Editor:
It was gratifying and timely to read Greg Deacon’s letter, “Salmon transplants failed,” in last week’s issue. Coincidentally, just yesterday, while arguing the issue with a good friend, I came across the same information that Greg referenced. An hour later, I heard an example of the disconnect that is possible on this fraught subject, a native protester warning that escaping salmon could result in the extinction of local salmon species.

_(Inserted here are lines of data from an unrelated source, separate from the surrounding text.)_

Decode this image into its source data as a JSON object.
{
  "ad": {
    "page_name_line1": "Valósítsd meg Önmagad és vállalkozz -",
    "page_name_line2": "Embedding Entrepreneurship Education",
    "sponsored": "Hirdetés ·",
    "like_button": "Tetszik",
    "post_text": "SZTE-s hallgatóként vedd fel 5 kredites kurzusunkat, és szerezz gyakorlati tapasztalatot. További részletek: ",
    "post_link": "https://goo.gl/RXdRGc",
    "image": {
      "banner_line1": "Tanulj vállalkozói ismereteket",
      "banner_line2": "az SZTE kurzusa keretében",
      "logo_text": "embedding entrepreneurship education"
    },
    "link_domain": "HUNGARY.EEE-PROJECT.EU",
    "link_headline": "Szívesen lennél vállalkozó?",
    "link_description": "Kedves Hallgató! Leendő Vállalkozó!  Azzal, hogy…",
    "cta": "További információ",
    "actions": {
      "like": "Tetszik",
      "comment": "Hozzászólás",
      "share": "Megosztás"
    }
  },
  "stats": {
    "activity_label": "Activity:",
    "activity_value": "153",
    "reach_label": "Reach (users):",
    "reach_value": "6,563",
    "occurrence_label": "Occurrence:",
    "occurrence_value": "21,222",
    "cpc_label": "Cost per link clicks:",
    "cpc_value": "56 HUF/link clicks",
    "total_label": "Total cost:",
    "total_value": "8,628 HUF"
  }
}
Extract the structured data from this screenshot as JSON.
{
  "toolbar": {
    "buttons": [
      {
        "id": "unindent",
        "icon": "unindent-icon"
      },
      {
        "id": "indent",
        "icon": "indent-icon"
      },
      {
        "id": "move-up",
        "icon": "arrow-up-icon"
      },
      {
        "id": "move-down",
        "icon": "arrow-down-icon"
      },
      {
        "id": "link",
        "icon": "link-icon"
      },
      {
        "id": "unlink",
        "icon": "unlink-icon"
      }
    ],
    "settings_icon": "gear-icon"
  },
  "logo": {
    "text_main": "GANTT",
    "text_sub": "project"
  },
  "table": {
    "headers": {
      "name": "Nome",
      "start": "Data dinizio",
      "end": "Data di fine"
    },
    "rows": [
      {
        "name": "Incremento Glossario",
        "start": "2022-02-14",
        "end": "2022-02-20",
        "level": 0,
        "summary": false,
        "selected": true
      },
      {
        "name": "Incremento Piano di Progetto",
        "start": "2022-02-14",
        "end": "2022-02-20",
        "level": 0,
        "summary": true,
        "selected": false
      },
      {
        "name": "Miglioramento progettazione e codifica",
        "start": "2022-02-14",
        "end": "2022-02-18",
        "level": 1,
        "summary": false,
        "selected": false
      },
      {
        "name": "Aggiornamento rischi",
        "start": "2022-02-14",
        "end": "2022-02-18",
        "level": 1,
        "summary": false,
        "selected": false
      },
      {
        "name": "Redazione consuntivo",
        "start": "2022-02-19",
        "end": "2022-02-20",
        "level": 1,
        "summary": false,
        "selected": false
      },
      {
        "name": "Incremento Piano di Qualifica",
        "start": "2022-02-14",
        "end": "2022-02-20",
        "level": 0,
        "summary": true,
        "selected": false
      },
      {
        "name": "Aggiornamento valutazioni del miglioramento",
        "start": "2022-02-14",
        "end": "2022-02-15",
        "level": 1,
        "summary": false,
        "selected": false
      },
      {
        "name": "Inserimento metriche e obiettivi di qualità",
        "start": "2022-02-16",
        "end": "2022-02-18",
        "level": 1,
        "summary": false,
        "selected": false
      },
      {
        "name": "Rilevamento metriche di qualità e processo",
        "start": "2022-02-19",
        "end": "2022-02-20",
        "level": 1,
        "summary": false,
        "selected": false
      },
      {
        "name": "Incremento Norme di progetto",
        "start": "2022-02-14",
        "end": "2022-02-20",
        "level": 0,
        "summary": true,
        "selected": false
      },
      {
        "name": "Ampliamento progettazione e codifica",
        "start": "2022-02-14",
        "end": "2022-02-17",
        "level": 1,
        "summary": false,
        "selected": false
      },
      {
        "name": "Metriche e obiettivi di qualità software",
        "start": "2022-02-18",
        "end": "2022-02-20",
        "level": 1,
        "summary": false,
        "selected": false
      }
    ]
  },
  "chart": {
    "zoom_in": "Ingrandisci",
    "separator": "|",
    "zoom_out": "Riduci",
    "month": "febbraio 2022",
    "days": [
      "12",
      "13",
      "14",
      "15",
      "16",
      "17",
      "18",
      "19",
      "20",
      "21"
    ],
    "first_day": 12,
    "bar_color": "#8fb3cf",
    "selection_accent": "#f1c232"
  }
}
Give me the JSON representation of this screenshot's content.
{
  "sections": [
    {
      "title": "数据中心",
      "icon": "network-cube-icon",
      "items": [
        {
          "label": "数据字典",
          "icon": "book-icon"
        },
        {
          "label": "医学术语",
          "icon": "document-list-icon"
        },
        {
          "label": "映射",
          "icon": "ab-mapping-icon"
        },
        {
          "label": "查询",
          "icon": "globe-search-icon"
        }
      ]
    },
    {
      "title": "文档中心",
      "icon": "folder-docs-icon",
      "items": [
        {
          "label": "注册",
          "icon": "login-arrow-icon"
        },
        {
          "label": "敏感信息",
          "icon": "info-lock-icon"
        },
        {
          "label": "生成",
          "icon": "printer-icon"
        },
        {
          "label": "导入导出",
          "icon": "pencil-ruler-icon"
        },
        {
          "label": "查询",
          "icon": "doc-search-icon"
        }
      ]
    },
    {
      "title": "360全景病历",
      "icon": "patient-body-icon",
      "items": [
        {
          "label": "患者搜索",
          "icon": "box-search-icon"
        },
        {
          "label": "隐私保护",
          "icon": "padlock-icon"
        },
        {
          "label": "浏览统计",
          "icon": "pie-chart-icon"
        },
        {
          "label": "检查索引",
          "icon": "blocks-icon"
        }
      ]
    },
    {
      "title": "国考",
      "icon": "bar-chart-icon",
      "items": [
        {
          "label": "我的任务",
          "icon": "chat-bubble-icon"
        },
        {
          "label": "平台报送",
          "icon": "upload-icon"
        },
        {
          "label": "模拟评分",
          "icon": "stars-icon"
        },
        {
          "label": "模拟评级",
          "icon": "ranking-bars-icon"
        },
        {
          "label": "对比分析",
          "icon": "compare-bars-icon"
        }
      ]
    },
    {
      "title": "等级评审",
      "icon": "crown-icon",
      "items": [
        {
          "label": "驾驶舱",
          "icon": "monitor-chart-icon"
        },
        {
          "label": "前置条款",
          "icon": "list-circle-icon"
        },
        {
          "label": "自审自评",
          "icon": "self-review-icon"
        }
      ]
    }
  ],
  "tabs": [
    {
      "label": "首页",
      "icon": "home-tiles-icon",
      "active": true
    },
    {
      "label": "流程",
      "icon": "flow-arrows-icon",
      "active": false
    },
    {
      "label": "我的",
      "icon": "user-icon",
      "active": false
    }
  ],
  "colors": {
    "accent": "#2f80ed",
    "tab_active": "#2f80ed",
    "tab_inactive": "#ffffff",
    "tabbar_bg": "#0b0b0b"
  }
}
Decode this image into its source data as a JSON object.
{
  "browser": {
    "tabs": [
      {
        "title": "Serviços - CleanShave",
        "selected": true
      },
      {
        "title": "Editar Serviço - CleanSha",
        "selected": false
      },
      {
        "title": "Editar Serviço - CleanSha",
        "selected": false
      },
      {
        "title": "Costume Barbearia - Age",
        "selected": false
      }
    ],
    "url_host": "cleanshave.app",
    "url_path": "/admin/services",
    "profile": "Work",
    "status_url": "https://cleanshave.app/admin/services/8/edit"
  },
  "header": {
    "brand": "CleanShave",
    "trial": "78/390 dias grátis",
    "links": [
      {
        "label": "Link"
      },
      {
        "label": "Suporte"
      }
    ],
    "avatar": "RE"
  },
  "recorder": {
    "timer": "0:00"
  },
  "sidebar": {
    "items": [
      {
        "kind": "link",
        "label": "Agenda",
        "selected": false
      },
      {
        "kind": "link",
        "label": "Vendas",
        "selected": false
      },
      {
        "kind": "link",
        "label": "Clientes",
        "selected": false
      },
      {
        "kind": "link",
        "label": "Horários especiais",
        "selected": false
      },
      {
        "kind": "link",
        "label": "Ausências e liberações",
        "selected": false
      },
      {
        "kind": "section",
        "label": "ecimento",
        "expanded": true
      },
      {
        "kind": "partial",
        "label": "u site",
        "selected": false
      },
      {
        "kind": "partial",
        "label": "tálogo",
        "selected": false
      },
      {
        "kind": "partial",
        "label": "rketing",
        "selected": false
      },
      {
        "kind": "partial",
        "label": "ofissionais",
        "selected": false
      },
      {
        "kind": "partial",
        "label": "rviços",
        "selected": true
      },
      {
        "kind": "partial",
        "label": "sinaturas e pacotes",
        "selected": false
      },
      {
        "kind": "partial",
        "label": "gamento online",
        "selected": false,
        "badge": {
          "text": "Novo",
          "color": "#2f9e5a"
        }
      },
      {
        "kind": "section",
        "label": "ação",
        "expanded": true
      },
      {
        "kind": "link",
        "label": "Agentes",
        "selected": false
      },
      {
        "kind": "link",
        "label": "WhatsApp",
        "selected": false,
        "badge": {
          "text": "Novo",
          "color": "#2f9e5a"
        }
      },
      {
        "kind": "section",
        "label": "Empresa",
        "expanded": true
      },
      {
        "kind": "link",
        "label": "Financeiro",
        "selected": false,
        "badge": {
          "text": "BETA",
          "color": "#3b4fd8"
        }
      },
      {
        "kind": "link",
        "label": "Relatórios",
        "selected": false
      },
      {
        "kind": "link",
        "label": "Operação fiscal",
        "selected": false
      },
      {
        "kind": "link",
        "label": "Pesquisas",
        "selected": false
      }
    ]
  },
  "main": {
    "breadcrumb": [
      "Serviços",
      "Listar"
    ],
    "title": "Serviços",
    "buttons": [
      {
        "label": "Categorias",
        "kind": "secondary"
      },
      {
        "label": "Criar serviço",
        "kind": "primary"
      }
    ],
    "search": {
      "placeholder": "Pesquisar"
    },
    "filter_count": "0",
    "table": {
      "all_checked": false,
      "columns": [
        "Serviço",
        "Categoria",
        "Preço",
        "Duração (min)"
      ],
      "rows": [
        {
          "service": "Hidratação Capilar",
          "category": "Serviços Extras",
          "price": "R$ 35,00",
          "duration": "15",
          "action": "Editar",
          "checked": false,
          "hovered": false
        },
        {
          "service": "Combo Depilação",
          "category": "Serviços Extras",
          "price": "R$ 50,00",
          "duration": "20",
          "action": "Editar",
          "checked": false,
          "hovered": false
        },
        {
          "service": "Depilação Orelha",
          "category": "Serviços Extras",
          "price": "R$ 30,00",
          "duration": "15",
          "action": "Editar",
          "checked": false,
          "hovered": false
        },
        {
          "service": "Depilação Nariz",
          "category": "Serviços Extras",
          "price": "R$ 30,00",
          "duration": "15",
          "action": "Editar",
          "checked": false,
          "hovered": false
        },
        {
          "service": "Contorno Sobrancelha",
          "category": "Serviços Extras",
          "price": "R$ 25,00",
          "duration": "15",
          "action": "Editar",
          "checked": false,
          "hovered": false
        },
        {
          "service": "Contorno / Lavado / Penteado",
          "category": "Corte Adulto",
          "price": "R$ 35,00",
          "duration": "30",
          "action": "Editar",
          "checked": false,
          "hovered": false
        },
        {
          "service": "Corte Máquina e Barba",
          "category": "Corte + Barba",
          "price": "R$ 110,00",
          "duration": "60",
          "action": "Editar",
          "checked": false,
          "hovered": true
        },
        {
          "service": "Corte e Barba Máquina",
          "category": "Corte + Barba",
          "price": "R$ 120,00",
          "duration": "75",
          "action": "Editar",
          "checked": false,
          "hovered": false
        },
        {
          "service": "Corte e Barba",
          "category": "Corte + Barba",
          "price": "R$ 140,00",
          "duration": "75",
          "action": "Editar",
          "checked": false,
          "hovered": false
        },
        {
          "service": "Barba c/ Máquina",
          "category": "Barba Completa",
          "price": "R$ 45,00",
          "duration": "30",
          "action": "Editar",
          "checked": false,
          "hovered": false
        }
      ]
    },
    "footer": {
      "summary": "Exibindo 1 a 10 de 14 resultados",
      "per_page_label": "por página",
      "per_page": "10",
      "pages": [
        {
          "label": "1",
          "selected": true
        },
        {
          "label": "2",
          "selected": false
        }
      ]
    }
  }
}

Greg’s letter and quote illustrates for an animal what I did for plants in a recent article in Coast Reporter: that there is an anti-invasive mentality that defies rationality, and refuses to directly confront the facts of the matter, a mentality that is so entrenched and so demonstratively off-base, so full of misinformation and deceptive half-truths, as to almost defy explanation. I say almost, because the second half of the first book I read on the subject is devoted to analyzing and documenting the psychology – the language, beliefs, and actions – underlining the pogrom against so-called invasive species. It draws a startling parallel between the thinking behind this misguided movement, and another equally misguided social phenomenon. For a dramatic hint of what I am talking about, consider this: Both anti-invasive activists obsessed about certain foreign species among us, and anti-immigration white supremacists fulminating about being inundated by other races, are referred to as “nativists!”
Please note that I hasten to add that this is not at all to say that advocates in one camp are the same as advocates in the other; it is to say that the way of thinking is identical.